Mercredi, avril 13th, 2016

La ministre française de l’Environnement, Ségolène Royal, s’est rendue au Gabon le 15 mars dernier  dans le prolongement de la COP 21. Elle en a profité pour saluer les efforts de développement durable mis en place depuis cinq ans par le pays, les qualifiant de « politiques exemplaires. »

Dans le cadre de sa tournée africaine, la ministre française de l’Environnement et de l’Énergie, par ailleurs présidente de Cop21, a fait escale à Libreville au Gabon, où elle a été reçue par le président Ali Bongo Ondimba. L’occasion de discuter des futurs développements du pays en matière d’énergie et de protection de l’environnement, notamment des différents projets contribuant à la gestion durable des écosystèmes forestiers gabonais, mis en place dans le cadre de l’Accord de conversion de dettes (ACD) signé en 2008 avec la France. Il a aussi été question du texte d’application des résolutions de la COP 21. En tant que chargée des Relations internationales sur le climat, Mme Royal a rappelé les enjeux de sa visite : « L’Afrique est l’un des continents les plus impactés par le réchauffement climatique et le moins responsable, celui qui utilise le moins d’énergies fossiles, et par conséquent, si la communauté mondiale qui s’est engagée sur cet accord de Paris doit passer des paroles aux actes, c’est bien sur le continent africain que nous devons le faire. »

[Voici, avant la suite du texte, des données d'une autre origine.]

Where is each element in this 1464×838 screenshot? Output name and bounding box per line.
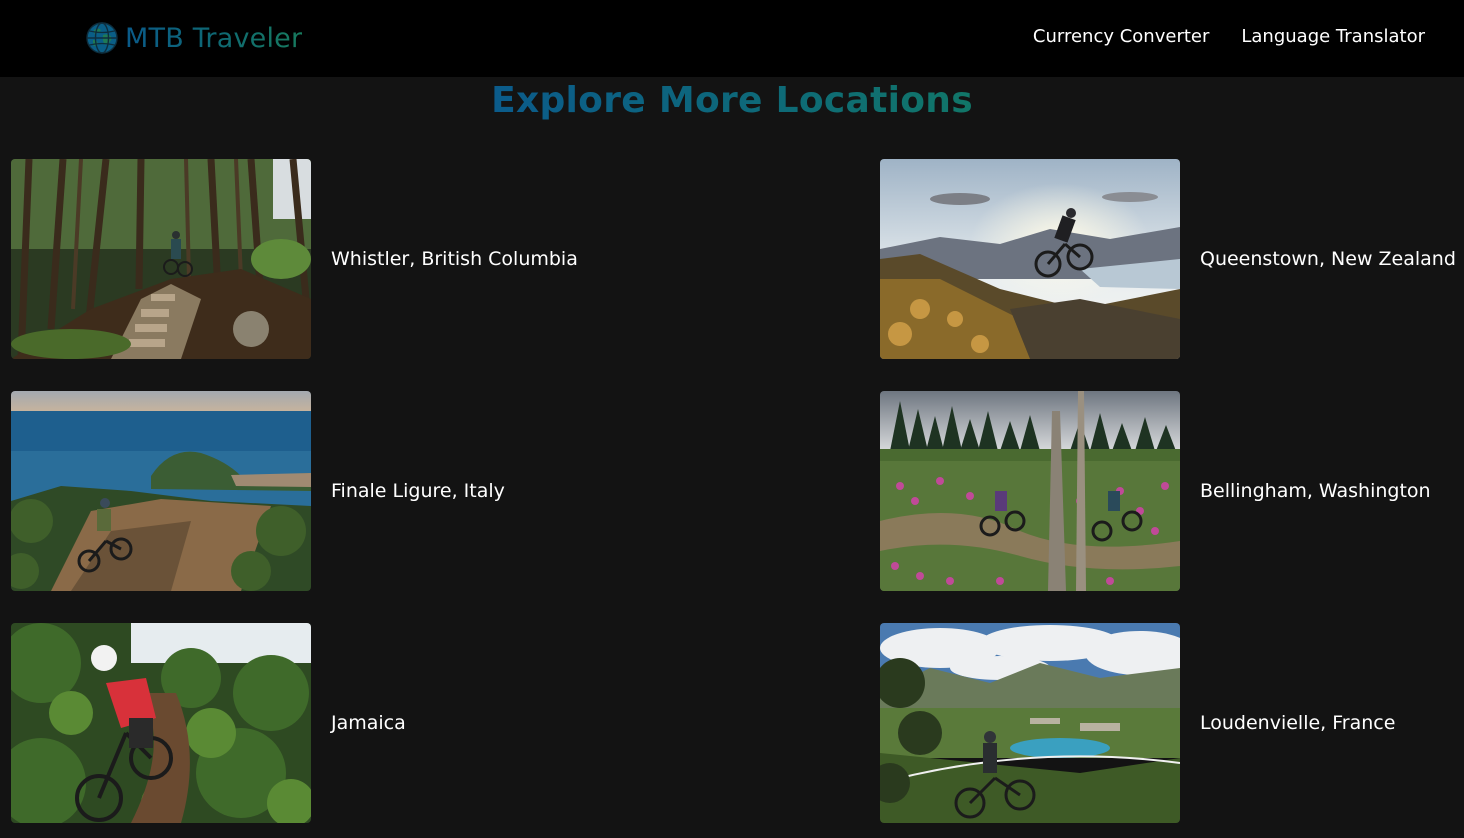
location-image-jamaica[interactable] bbox=[11, 623, 311, 823]
location-card-loudenvielle[interactable]: Loudenvielle, France bbox=[880, 623, 1395, 823]
globe-icon bbox=[86, 22, 118, 54]
location-name[interactable]: Loudenvielle, France bbox=[1200, 712, 1395, 734]
location-name[interactable]: Whistler, British Columbia bbox=[331, 248, 578, 270]
location-name[interactable]: Jamaica bbox=[331, 712, 406, 734]
location-image-queenstown[interactable] bbox=[880, 159, 1180, 359]
brand-logo[interactable]: MTB Traveler bbox=[85, 18, 302, 58]
location-image-finale-ligure[interactable] bbox=[11, 391, 311, 591]
nav-link-language-translator[interactable]: Language Translator bbox=[1241, 26, 1425, 47]
location-card-finale-ligure[interactable]: Finale Ligure, Italy bbox=[11, 391, 505, 591]
location-image-loudenvielle[interactable] bbox=[880, 623, 1180, 823]
nav-links: Currency Converter Language Translator bbox=[1033, 26, 1425, 47]
location-image-whistler[interactable] bbox=[11, 159, 311, 359]
page-title-text: Explore More Locations bbox=[491, 80, 973, 121]
location-card-queenstown[interactable]: Queenstown, New Zealand bbox=[880, 159, 1456, 359]
location-card-jamaica[interactable]: Jamaica bbox=[11, 623, 406, 823]
location-image-bellingham[interactable] bbox=[880, 391, 1180, 591]
page-title: Explore More Locations bbox=[0, 80, 1464, 121]
location-name[interactable]: Bellingham, Washington bbox=[1200, 480, 1431, 502]
location-name[interactable]: Finale Ligure, Italy bbox=[331, 480, 505, 502]
brand-name: MTB Traveler bbox=[125, 22, 303, 54]
location-card-whistler[interactable]: Whistler, British Columbia bbox=[11, 159, 578, 359]
location-card-bellingham[interactable]: Bellingham, Washington bbox=[880, 391, 1431, 591]
nav-link-currency-converter[interactable]: Currency Converter bbox=[1033, 26, 1209, 47]
navbar: MTB Traveler Currency Converter Language… bbox=[0, 0, 1464, 77]
location-name[interactable]: Queenstown, New Zealand bbox=[1200, 248, 1456, 270]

Afin de mener cette mission, le continent doit s’organiser. Le Gabon, du fait de ses succès dans la transition énergétique, s’est naturellement imposé comme un des acteurs incontournables dans cette dynamique. Le Président Gabonais en a parfaitement conscience, rappelant que « la lutte contre le changement climatique est un enjeu majeur pour notre nation dont le patrimoine naturel est unique au monde. Avec le plan Gabon Vert et les engagements pris lors de la COP21, notre pays fait figure de pionnier dans ce domaine. A nous de savoir changer nos habitudes et nos usages pour préserver au mieux notre terre et léguer à nos enfants cet héritage si précieux. » Véritable poumon vert du continent, le Gabon peut se vanter d’avoir su très tôt mettre en place des politiques de protection de son environnement, à l’image du plan Gabon Vert, avec des engagements dépassant à ce jour 35 milliards de FCFA, dans des domaines tels que la surveillance, la préservation et l’aménagement des forêts du territoire, ou encore la lutte contre le braconnage.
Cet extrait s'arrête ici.